O'Hagan quantified the benefits of uniting Virtual 1's operations and practices with TalkTalk in his Comms Vision fireside interview. "Virtual 1 is good at automation, APIs and portals, but our network was 300 points of presence," he stated. "We were lacking network scale and TalkTalk has 3,000 points of presence. Combine Virtual 1's capability with TalkTalk's scale and you have something game changing. I got excited about that. Now, Virtual 1's SDN capability is available across the whole TalkTalk network.
"And because we have a national network and RFI, we have an opportunity to aggregate altnets locally utilising the national footprint. It's difficult for resellers to bring those relationships together. We can do that through a single pane of glass, the API set, and importantly we wrap the SDN technology around it. Partners can buy a CityFibre or ITS connection on our network now, and can turn the bandwidth up our down in 40 seconds, whereas it may take 40 working days elsewhere."
O'Hagan also noted that Virtual 1 is developing more thought-provoking innovation, adding: "An end customer portal is in development and will be launched next year, enabling end customers to log-on and make changes themselves seamlessly. We'll give that to the channel to help partners win more business with this USP."
The Virtual 1 acquisition prompted TalkTalk to revisit its wider strategy which led to a fundamental restructure within the business. Harrison explained: "We've streamlined our wholesale platform into distinct consumer and business divisions.

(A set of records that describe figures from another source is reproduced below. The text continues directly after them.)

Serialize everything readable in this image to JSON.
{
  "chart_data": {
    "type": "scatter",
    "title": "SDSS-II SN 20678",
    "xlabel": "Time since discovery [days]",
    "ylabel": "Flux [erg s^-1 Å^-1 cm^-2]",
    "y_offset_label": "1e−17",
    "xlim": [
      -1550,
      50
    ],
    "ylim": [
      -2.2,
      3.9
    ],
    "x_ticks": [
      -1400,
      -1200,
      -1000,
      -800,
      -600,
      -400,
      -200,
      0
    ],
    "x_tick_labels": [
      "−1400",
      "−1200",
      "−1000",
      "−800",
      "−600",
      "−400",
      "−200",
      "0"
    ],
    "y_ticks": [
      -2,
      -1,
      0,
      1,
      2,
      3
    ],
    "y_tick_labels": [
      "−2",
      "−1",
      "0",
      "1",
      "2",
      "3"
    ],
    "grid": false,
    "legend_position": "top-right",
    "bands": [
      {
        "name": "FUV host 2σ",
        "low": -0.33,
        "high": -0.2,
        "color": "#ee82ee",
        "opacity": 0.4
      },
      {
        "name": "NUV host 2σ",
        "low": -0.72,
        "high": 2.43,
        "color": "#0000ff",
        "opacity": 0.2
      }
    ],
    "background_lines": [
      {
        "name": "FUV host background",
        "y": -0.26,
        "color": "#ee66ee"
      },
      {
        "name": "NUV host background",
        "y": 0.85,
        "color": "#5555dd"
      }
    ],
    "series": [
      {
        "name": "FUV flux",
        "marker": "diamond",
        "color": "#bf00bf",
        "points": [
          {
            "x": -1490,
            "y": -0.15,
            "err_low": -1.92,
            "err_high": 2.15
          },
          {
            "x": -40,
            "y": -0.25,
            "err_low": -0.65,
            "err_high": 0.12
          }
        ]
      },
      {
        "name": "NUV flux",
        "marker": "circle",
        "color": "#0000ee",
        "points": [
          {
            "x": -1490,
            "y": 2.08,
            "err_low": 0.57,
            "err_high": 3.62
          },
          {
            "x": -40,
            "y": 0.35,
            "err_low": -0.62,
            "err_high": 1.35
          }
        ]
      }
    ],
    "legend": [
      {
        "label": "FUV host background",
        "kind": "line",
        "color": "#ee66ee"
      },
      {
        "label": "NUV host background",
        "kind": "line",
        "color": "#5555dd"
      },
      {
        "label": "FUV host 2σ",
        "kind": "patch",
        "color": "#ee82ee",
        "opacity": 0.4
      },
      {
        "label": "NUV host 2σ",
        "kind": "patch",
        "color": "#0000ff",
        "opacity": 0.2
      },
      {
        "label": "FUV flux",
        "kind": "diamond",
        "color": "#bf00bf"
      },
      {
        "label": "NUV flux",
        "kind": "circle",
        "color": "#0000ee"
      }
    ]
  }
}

There is a world of difference between the two. For example, the business division has Ethernet and provisioning at scale. In Q2 we took 45 per cent of all the net new Ethernet volume from Openreach."
Being clear about the big bets to win in the future is also about gaining some strategic clarification from a glance into the rear view mirror, and reconnecting with essential roots.
"TalkTalk Group's founding mission remains the same," added Harrison. "It's 20 years since TalkTalk acquired Opal Telecom to provide affordable easy-to-do-business-with connectivity for homes and businesses. We have four million homes across the wholesale and consumer divisions, we serve 450,000 business and circa 1,000 partners. And we will continue to fight for competition with regulators and government.
"While these are difficult times for the country I feel enormously optimistic about what people in this industry can deliver together. It's always been the case that in adversity we move forward, and we can keep this country connected for the next generation."